Crowe Hall event honors history-making alums

Two University of Indianapolis alumni who went on to make national history will be remembered Saturday when the university rededicates a residence hall in their honor.

Ray Crowe

UIndy’s New Hall has been renamed Ray & George Crowe Hall in honor of legendary high school basketball coach and public official Ray Crowe, a 1938 graduate, and his younger brother George Crowe, a 1943 graduate who became a barrier-breaking professional athlete.

Delivering remarks at the 4 p.m. ceremony will be Hallie Bryant, who played for Ray’s Crispus Attucks High School team and later spent 27 years with the Harlem Globetrotters; and Ray’s son Lloyd Crowe, now a deputy chief with the Indianapolis Metropolitan Police Department. Other members of the Crowe family also will attend.

The event coincides with UIndy’s expanded Homecoming festivities this weekend.

About Ray and George Crowe

Ray Crowe, who died in 2003, was perhaps best known as coach of the Crispus Attucks High School basketball team that won state championships in 1955 and 1956, becoming the first African-American team in the nation to claim a state title and launching the career of NBA star Oscar Robertson. Ray was inducted into the Indiana Basketball Hall of Fame in 1968 and the University of Indianapolis Hall of Fame in 1987.

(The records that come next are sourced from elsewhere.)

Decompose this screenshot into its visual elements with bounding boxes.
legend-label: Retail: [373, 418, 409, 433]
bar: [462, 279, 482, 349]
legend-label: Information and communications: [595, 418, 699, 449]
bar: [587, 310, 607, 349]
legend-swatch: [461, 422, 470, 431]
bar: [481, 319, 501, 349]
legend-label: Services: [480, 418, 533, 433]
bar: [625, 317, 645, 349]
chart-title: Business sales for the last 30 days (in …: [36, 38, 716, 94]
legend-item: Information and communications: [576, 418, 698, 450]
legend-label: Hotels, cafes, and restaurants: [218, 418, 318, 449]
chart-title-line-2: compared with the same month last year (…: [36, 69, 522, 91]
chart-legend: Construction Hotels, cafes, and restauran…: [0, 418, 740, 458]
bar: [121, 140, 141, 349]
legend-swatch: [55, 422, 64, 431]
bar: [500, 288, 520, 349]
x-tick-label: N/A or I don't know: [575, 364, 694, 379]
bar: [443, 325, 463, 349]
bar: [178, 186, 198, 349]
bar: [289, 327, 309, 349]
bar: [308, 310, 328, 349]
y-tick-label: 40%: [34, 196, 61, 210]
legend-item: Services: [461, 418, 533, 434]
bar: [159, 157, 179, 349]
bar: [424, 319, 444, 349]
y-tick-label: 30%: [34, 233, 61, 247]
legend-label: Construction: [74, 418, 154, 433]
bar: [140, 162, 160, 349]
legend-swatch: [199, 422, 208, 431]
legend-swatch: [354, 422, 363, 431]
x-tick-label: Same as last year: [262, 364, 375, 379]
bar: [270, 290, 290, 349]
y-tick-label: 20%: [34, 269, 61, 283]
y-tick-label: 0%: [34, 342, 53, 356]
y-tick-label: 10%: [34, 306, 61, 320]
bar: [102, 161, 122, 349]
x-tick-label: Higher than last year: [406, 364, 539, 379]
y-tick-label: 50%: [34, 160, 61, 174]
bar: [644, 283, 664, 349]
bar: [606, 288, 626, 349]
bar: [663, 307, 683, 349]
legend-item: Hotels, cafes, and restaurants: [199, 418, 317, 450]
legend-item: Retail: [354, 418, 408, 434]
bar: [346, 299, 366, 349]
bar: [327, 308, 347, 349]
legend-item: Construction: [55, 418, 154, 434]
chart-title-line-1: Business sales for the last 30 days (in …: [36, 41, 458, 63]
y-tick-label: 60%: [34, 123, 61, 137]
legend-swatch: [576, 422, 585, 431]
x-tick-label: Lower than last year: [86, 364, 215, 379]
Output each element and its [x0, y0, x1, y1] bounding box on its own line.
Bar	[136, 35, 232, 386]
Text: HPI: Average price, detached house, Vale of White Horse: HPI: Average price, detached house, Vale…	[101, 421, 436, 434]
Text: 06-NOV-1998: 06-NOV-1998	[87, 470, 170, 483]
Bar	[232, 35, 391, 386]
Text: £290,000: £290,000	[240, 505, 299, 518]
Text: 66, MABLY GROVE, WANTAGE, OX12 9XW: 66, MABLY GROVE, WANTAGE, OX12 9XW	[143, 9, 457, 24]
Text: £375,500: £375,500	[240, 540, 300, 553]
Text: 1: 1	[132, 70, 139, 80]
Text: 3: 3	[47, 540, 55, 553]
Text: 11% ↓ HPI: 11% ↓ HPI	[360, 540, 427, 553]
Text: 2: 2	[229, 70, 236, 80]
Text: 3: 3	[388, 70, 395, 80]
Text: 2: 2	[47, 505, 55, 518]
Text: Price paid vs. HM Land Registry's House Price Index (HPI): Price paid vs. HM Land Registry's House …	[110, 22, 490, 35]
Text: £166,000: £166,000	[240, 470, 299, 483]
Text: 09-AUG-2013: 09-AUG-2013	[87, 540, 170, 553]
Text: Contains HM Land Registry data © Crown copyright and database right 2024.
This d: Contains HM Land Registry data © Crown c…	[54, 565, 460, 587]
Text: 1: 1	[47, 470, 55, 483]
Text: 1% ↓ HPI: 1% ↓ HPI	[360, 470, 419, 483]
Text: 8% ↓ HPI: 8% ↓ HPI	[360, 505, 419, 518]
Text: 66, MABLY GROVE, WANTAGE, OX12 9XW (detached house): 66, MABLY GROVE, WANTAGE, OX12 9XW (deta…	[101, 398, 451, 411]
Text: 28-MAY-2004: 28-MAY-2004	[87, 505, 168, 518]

As a student at UIndy, then known as Indiana Central, Ray earned nine letters in basketball, track and baseball, as well as the education degree that informed his career as a teacher and coach. In 1966, he was elected to the Indiana House of Representatives, serving two terms and chairing the House Education Committee. He later led the Indianapolis parks department from 1976 to 1979 and served on the City-County Council from 1983 to 1987, meanwhile serving 18 years on UIndy’s Board of Trustees.

George Crowe

George Crowe, named Indiana’s first Mr. Basketball while playing for Franklin High School, also became a three-sport standout at Indiana Central, which other siblings also attended. After serving overseas in the Army from 1943 to 1946, he began playing professional basketball and baseball.  He was thought to be the first African-American player to sign with the Boston Braves organization, which he did in 1949, playing in the minors before his big-league debut in 1952.

As an All-Star infielder, George later played for the Cincinnati Reds and St. Louis Cardinals. He was inducted into the Indiana Basketball Hall of Fame in 1976, the University of Indianapolis Hall of Fame in 1986 and the Indiana Baseball Hall of Fame in 2004. He died in 2011. 

About Crowe Hall
Crowe Hall, which first opened in 1988 on the north side of the UIndy campus, houses 154 male and female students in separate wings. Rooms are double-occupancy, and most are arranged in quads with a common living area for the eight residents to share.